At first glance, the target of integrating around 10,000 Vietnamese businesses into FDI supply chains may be the most difficult objective in the entire resolution. Achieving it will require narrowing a gap that has existed for years between foreign-invested enterprises and domestic firms.

Ultimately, the purpose of attracting foreign investment is not simply to build more foreign-owned factories. It is to enable Vietnamese companies to learn new technologies, improve management capabilities and participate in the most value-generating stages of global production networks.

Without that transformation, the achievements of the FDI sector in terms of investment and exports will inevitably face limits.

This concern is far from theoretical. Nearly four decades after opening its economy, Vietnam still operates with two relatively separate economic sectors within the same system.

The FDI sector accounts for the majority of exports, consistently generates trade surpluses and demonstrates significantly higher labor productivity. Meanwhile, many domestic enterprises remain concentrated in lower-value segments of production chains.

Samsung provides a telling example. After more than 15 years in Vietnam, the company has become the country's largest exporter. Yet the number of Vietnamese businesses participating in technology-intensive and high-value-added stages of its supply chain remains relatively modest compared with the scale of its operations.

In other words, many multinational corporations continue to import core components, use Vietnam as a manufacturing base and export finished products to global markets. Domestic companies still face significant barriers to entering areas such as design, core technologies and advanced component production.

Resolution 10 seeks to address a longstanding paradox.
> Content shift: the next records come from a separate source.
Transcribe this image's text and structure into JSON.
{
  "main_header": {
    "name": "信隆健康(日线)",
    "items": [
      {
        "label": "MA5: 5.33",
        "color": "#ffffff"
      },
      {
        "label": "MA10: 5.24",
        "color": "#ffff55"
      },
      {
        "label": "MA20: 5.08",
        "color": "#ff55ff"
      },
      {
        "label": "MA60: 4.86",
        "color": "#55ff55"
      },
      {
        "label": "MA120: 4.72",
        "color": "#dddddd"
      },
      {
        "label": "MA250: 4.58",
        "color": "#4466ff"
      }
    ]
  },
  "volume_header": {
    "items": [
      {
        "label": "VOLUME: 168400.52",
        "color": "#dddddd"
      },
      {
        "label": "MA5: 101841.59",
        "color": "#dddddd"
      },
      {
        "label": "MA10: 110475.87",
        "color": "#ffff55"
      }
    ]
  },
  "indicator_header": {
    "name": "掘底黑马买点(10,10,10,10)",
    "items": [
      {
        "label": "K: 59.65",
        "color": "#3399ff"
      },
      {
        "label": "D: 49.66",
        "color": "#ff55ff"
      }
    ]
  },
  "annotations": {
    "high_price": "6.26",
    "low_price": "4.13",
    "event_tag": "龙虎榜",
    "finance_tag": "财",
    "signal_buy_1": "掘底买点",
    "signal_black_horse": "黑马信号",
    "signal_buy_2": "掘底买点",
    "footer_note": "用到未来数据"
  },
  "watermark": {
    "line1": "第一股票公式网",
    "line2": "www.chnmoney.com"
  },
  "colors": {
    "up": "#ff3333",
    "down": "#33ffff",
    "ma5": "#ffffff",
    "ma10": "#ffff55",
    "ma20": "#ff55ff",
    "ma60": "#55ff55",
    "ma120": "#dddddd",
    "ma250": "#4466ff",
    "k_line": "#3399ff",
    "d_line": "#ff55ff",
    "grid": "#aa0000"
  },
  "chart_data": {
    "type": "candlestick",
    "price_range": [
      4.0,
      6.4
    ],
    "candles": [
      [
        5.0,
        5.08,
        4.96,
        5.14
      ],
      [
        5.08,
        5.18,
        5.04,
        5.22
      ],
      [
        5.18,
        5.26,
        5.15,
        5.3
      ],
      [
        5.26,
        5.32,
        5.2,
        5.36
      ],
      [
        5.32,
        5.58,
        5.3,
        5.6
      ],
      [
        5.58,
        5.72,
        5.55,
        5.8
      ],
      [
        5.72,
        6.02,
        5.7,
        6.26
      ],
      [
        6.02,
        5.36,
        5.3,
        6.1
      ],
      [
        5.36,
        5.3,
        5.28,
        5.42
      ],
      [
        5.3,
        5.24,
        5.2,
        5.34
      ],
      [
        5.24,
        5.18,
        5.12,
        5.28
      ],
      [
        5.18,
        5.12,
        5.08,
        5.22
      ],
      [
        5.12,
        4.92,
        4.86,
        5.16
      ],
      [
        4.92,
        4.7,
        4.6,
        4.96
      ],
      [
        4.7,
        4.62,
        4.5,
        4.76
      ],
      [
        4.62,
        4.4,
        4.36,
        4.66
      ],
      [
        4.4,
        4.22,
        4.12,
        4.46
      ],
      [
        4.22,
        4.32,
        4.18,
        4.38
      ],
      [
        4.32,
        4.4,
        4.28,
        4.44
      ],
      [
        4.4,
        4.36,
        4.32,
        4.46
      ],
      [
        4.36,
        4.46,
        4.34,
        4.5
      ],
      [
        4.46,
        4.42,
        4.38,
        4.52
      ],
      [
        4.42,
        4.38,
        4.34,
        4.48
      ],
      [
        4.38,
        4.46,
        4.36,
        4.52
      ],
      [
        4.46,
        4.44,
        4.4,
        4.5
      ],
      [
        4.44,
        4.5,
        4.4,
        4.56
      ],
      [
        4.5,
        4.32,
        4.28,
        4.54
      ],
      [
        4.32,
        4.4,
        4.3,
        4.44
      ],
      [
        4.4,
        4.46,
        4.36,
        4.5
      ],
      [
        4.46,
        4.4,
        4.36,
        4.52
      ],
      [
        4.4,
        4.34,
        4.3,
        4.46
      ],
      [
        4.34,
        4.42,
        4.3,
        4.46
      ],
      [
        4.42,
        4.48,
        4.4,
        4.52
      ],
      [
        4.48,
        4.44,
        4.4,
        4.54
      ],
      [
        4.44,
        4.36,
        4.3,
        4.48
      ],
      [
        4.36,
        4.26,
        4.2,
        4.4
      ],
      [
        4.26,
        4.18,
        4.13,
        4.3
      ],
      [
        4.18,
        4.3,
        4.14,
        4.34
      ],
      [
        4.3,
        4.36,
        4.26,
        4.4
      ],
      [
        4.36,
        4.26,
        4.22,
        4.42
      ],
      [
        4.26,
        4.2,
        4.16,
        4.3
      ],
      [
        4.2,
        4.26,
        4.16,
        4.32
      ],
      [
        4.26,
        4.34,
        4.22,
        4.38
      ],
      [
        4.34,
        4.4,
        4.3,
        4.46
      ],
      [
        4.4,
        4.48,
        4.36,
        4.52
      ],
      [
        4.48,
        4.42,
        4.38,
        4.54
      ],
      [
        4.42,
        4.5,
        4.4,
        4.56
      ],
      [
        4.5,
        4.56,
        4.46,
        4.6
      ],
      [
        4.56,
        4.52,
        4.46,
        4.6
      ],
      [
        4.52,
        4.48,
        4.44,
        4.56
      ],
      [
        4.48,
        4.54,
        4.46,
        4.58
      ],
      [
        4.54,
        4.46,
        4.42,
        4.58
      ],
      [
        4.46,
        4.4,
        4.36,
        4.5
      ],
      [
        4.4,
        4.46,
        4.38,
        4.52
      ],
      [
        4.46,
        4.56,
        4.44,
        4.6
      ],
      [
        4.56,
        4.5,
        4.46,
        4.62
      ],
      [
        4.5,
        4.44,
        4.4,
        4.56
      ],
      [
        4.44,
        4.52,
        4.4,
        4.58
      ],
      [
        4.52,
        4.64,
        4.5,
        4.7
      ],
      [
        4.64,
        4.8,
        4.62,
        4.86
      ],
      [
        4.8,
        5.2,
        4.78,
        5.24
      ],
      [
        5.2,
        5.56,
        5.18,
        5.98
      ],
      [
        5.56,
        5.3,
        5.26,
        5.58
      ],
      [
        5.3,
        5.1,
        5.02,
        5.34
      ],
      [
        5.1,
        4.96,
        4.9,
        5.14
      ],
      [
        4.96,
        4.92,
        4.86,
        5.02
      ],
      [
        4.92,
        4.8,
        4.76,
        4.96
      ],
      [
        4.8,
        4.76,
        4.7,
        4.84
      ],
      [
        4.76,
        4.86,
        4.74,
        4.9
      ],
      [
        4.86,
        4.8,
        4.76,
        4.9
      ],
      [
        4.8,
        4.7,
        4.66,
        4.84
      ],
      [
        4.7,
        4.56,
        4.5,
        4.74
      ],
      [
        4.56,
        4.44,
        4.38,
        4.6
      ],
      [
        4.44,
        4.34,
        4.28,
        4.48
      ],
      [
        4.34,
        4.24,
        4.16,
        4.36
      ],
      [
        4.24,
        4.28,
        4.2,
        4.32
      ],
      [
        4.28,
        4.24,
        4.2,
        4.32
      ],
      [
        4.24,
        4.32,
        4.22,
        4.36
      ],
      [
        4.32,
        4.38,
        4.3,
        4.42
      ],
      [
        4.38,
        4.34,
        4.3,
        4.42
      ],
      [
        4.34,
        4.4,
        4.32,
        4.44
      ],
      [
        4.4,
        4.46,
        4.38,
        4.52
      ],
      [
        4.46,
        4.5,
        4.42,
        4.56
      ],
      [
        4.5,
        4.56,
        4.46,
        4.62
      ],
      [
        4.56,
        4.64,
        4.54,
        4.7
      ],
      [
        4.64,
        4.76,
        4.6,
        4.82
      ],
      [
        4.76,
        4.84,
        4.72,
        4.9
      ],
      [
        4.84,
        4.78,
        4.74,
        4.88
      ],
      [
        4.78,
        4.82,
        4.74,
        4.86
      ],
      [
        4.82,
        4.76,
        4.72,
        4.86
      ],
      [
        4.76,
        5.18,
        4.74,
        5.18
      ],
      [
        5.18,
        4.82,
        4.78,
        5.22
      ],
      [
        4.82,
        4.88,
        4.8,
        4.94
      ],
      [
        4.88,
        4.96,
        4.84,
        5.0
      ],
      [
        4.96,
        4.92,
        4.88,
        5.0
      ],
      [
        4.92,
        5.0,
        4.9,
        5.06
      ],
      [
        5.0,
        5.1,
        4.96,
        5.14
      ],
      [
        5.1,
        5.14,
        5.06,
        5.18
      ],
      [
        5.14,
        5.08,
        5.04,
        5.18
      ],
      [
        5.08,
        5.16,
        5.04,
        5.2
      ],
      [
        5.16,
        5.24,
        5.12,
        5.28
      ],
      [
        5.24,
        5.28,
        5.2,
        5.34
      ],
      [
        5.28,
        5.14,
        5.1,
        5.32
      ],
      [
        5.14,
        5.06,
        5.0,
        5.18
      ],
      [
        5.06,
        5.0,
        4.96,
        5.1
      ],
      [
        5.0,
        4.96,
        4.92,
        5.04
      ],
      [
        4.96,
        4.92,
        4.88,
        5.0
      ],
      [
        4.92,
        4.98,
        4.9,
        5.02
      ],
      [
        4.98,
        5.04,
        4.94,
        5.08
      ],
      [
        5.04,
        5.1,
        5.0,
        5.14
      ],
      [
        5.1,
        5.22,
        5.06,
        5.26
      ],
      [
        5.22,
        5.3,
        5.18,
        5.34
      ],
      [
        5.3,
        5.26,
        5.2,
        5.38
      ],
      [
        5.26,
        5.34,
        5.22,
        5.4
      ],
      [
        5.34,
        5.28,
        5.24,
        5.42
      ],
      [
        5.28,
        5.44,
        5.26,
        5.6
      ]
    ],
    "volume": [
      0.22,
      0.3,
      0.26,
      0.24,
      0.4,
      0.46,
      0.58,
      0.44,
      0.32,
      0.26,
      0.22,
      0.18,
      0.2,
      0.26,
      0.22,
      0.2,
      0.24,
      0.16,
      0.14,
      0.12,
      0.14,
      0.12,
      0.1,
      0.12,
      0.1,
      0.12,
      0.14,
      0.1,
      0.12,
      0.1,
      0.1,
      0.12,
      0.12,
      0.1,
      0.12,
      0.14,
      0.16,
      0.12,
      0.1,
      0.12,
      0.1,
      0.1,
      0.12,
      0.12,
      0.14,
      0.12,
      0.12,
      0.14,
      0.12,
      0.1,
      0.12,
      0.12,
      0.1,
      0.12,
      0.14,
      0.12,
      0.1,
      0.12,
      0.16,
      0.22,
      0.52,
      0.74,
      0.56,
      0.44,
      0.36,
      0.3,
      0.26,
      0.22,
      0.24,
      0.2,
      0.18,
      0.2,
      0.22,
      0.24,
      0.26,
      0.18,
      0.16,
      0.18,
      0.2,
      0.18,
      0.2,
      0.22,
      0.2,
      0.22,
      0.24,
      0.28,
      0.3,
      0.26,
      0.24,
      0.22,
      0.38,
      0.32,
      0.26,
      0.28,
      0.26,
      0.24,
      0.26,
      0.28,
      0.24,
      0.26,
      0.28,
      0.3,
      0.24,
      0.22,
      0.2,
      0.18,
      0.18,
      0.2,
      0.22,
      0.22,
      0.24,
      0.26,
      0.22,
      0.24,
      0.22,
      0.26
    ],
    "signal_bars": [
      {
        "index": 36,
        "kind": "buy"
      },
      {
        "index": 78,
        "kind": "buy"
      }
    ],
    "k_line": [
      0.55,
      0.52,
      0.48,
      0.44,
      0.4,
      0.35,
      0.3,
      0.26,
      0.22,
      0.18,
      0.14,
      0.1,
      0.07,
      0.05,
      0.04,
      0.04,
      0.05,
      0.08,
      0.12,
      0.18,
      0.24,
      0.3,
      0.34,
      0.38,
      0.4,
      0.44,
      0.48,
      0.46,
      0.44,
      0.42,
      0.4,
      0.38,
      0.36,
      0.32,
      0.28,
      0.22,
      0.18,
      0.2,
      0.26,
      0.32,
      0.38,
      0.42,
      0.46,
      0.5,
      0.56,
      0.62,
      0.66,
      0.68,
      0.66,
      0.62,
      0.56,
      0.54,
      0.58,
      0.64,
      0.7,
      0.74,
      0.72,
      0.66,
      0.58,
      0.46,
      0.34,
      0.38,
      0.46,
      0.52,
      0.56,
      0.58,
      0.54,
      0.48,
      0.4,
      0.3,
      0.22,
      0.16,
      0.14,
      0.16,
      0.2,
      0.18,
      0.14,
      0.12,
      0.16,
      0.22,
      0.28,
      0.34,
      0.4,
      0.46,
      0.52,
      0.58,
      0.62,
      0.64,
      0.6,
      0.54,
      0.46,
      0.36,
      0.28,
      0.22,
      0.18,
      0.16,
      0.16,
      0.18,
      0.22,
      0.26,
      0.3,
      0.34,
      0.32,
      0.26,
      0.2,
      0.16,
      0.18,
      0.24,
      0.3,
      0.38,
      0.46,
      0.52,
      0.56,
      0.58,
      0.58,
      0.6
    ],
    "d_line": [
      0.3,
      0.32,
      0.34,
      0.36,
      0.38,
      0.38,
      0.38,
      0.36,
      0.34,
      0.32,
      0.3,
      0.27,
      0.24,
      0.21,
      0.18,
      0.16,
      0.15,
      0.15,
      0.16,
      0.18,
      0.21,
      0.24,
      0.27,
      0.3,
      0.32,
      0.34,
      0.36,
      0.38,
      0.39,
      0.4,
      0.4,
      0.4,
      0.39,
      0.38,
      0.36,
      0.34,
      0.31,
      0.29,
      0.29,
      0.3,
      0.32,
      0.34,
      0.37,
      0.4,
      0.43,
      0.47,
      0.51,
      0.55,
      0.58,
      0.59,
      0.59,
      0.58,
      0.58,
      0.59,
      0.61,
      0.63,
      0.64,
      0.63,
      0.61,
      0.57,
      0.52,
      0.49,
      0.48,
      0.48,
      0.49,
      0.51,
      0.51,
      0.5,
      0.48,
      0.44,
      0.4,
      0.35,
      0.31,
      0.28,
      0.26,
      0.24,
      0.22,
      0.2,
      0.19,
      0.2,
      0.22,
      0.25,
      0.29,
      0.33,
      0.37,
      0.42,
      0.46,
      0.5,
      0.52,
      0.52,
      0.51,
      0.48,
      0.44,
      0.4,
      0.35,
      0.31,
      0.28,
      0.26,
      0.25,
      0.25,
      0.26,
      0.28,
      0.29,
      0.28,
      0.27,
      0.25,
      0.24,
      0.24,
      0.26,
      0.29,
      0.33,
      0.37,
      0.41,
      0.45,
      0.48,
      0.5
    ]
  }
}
Vietnam has been among the most successful FDI destinations in Asia, yet the transfer of technology, management expertise and competitiveness from the foreign-invested sector to domestic businesses has fallen short of expectations.

Competing through people

The resolution targets a workforce training rate of around 80% while significantly increasing the proportion of Vietnamese professionals holding technical, managerial, research and design positions in high-quality FDI projects.

For many years, Vietnam's advantages lay in its abundant labor supply and competitive costs. However, the semiconductor, artificial intelligence and research-and-development centers that Vietnam now seeks to attract require engineers, researchers and professionals capable of creating new knowledge.

Ultimately, the country's ability to attract high-tech investment will depend more on the quality of its human capital than on tax incentives or industrial park acreage.

After nearly 40 years of economic opening, Vietnam has learned how to attract multinational corporations. It has also demonstrated that it can become one of the region's leading destinations for foreign investment.

The challenge ahead, however, is no longer about attracting additional billions of dollars in capital. It is about how much technology, knowledge and competitive capability Vietnam can retain from those investments.

The defining challenge of the next two decades will not be how to persuade multinational corporations to come to Vietnam, but how to ensure Vietnamese enterprises are strong enough to grow alongside them.